A narrowing net interest margin left little room for error, but it still proved more than enough for Huntington Bancshares. Tight expense control, continued solid asset quality and strong deposit growth helped the Columbus, Ohio-based bank post an 11% increase in first-quarter net income.

The $68 billion-asset Huntington reported a profit of $165.9 million, compared with the $149.1 million it reported a year earlier.

"We feel really good about the quarter and how it positions us for the year," Stephen Steinour, Huntington's chairman and chief executive, said in an interview Wednesday.

Huntington saw its margin compress 12 basis points, finishing the quarter at 3.15%, compared to 3.27% a year ago. The ongoing slimming has magnified the importance of expense control.

Total revenue rose 2% to $699.3 million. Noninterest expense fell 0.27% to $458.9. Reduced expenses resulted in an efficiency ratio of 63.5%, down from 66.4% a year ago.

"We're going to continue to manage our expenses so we have the capacity to invest," Steinour said.

Deposits totaled $52.8 billion at March 31, up 7%. No-cost demand deposits comprised 30% of total deposits.

Huntington ended the first quarter with $47.2 billion of loans and leases on its books, an increase of 10%. Asset quality remained healthy, with the ratio of nonaccrual loans to total loans at a modest 0.76%.

Huntington closed its acquisition of Macquarie Equipment Finance in the first quarter, giving the company enhanced leasing capabilities that should drive loan growth going forward.
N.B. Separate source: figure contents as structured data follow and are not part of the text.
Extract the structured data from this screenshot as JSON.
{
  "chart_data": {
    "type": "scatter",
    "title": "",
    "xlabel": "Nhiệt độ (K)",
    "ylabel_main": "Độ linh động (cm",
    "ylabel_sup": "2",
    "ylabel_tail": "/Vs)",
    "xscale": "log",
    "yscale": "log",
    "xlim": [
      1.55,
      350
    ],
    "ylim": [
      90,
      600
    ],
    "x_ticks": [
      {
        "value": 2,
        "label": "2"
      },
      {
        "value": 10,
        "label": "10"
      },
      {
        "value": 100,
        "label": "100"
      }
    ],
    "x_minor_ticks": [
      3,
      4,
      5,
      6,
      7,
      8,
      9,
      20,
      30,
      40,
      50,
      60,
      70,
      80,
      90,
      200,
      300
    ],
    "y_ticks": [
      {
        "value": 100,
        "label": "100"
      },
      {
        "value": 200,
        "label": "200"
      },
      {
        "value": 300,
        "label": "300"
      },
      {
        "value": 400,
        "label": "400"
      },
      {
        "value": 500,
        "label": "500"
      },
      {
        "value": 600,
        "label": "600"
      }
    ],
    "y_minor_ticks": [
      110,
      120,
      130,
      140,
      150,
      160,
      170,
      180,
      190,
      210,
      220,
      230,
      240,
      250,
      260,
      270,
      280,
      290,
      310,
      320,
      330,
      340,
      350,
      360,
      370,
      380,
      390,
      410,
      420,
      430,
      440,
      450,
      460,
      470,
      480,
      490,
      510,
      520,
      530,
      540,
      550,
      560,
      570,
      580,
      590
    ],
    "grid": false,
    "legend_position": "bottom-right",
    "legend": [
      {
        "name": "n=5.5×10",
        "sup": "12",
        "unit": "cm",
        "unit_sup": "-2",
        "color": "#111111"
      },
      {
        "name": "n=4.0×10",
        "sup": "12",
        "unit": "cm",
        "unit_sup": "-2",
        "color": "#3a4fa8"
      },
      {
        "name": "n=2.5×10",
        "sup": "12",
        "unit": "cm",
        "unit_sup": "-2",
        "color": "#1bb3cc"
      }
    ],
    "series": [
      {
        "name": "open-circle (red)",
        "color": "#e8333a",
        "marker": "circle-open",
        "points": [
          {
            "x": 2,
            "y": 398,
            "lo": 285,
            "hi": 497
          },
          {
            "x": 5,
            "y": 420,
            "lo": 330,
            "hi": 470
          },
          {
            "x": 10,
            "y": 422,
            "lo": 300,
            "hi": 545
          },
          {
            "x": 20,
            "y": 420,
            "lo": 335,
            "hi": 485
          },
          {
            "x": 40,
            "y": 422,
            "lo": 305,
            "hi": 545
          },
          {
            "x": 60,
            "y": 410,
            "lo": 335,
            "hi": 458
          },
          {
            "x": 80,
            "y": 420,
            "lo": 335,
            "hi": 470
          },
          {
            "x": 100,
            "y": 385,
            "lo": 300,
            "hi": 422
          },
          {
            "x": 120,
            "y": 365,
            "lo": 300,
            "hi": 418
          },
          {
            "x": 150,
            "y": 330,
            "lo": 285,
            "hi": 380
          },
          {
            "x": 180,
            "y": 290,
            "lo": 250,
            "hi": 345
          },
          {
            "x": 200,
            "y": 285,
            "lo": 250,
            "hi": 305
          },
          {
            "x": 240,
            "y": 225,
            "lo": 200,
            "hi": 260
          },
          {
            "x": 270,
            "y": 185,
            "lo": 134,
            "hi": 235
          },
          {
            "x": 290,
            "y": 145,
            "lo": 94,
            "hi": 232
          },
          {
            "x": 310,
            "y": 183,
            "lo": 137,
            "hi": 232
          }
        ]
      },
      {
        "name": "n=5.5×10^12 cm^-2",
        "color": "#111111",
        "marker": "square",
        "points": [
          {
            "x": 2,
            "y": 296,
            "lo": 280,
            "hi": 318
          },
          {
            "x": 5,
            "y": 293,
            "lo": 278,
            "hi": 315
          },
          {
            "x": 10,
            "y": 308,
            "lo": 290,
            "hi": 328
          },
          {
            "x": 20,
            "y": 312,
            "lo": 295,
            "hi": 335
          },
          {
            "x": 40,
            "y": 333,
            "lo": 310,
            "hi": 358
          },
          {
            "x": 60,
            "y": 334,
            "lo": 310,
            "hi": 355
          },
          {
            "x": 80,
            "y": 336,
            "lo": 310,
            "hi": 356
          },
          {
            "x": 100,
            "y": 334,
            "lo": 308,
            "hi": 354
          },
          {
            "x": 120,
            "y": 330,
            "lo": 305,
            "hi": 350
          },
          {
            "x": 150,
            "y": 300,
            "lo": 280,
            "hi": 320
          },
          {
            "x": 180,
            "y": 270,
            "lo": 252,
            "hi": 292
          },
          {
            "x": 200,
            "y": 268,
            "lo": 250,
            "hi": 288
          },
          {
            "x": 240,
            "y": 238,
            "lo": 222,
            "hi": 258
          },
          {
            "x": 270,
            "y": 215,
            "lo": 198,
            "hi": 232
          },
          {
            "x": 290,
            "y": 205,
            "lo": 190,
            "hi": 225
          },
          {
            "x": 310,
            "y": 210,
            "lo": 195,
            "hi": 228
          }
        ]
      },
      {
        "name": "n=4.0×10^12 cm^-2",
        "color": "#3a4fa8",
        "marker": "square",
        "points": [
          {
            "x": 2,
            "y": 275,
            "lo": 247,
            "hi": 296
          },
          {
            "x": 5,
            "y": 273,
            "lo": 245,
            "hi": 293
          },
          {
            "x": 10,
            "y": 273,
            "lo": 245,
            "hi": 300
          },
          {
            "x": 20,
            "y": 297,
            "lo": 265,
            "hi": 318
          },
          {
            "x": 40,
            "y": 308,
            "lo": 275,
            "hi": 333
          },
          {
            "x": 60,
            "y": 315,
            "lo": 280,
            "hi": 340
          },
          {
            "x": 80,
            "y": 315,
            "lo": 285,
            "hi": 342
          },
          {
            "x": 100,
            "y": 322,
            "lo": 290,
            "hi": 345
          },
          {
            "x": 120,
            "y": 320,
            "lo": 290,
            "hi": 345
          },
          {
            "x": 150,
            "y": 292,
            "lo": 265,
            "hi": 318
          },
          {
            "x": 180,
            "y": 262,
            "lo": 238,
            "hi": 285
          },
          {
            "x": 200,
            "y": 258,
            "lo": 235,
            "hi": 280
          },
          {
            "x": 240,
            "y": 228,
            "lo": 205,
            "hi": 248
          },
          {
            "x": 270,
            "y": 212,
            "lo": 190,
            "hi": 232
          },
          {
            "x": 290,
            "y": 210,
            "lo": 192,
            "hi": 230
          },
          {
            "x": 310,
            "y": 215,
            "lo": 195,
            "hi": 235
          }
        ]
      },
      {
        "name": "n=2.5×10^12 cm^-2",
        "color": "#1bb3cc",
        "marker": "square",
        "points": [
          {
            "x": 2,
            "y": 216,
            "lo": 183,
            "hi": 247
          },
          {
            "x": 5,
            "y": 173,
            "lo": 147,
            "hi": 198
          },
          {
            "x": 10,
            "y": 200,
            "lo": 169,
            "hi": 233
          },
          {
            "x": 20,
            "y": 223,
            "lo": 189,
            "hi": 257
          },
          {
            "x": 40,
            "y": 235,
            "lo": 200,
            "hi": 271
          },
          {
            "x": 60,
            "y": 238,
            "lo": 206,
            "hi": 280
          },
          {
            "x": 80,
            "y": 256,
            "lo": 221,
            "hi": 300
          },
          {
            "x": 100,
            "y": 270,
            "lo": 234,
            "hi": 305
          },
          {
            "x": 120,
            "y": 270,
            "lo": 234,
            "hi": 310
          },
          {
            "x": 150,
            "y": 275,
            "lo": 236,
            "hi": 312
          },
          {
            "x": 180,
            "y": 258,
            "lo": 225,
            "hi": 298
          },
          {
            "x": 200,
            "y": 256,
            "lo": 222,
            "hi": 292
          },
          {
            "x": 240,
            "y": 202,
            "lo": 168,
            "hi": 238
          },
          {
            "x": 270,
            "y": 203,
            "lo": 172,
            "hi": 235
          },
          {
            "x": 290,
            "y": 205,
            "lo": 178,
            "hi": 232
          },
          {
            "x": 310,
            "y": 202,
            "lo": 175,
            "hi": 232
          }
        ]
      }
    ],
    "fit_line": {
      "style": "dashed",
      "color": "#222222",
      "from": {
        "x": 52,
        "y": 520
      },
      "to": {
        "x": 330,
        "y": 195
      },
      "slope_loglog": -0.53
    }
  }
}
The deal adds small-ticket leasing, asset finance and health-care leasing capacities that Huntington did not possess on its own, according to Steinour.

"Macquarie has been around for two and one half decades," Steinour said. "It's a very well-managed company. It came through the cycle in very good shape."
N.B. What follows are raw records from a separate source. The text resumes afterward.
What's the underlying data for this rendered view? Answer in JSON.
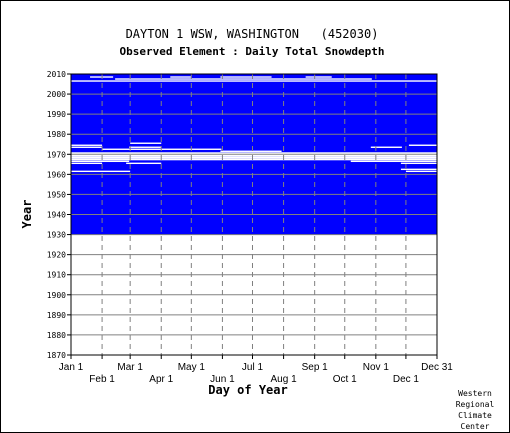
{
  "chart_data": {
    "type": "heatmap",
    "title": "DAYTON 1 WSW, WASHINGTON   (452030)",
    "subtitle": "Observed Element : Daily Total Snowdepth",
    "xlabel": "Day of Year",
    "ylabel": "Year",
    "xlim": [
      1,
      365
    ],
    "ylim": [
      1870,
      2010
    ],
    "x_ticks_top_row": [
      "Jan 1",
      "Mar 1",
      "May 1",
      "Jul 1",
      "Sep 1",
      "Nov 1",
      "Dec 31"
    ],
    "x_ticks_bottom_row": [
      "Feb 1",
      "Apr 1",
      "Jun 1",
      "Aug 1",
      "Oct 1",
      "Dec 1"
    ],
    "y_ticks": [
      2010,
      2000,
      1990,
      1980,
      1970,
      1960,
      1950,
      1940,
      1930,
      1920,
      1910,
      1900,
      1890,
      1880,
      1870
    ],
    "grid": true,
    "colors": {
      "observed": "#0000ff",
      "grid": "#808080",
      "background": "#ffffff",
      "axis": "#000000"
    },
    "data_years_range": [
      1930,
      2009
    ],
    "missing_full_years": [
      1967,
      1968,
      1969,
      1970
    ],
    "missing_partial": [
      {
        "year": 1965,
        "start_day": 1,
        "end_day": 31
      },
      {
        "year": 1965,
        "start_day": 56,
        "end_day": 90
      },
      {
        "year": 1965,
        "start_day": 330,
        "end_day": 365
      },
      {
        "year": 1966,
        "start_day": 1,
        "end_day": 58
      },
      {
        "year": 1966,
        "start_day": 280,
        "end_day": 365
      },
      {
        "year": 1971,
        "start_day": 150,
        "end_day": 210
      },
      {
        "year": 1972,
        "start_day": 32,
        "end_day": 59
      },
      {
        "year": 1972,
        "start_day": 60,
        "end_day": 150
      },
      {
        "year": 1973,
        "start_day": 1,
        "end_day": 31
      },
      {
        "year": 1973,
        "start_day": 59,
        "end_day": 90
      },
      {
        "year": 1973,
        "start_day": 300,
        "end_day": 330
      },
      {
        "year": 1974,
        "start_day": 1,
        "end_day": 31
      },
      {
        "year": 1974,
        "start_day": 338,
        "end_day": 365
      },
      {
        "year": 1975,
        "start_day": 60,
        "end_day": 90
      },
      {
        "year": 1961,
        "start_day": 1,
        "end_day": 59
      },
      {
        "year": 1961,
        "start_day": 335,
        "end_day": 365
      },
      {
        "year": 1962,
        "start_day": 330,
        "end_day": 365
      },
      {
        "year": 2006,
        "start_day": 1,
        "end_day": 365
      },
      {
        "year": 2007,
        "start_day": 45,
        "end_day": 300
      },
      {
        "year": 2008,
        "start_day": 20,
        "end_day": 42
      },
      {
        "year": 2008,
        "start_day": 100,
        "end_day": 120
      },
      {
        "year": 2008,
        "start_day": 150,
        "end_day": 200
      },
      {
        "year": 2008,
        "start_day": 235,
        "end_day": 260
      }
    ]
  },
  "credit_lines": [
    "Western",
    "Regional",
    "Climate",
    "Center"
  ]
}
Huntington did not anticipate an increase in rates in its planning and budgeting for 2015, Steinour said. The ongoing low-rate environment makes it increasingly difficult for banks to generate acceptable returns.

"There's a lot of running in place that is occurring," he said. "It's an industry issue."

That said, Steinour is not about to use low rates as an excuse.

"We're not going to let the [Federal Reserve] dictate our earnings outlook," he said. "We're going to manage and direct our results irrespective of that factor."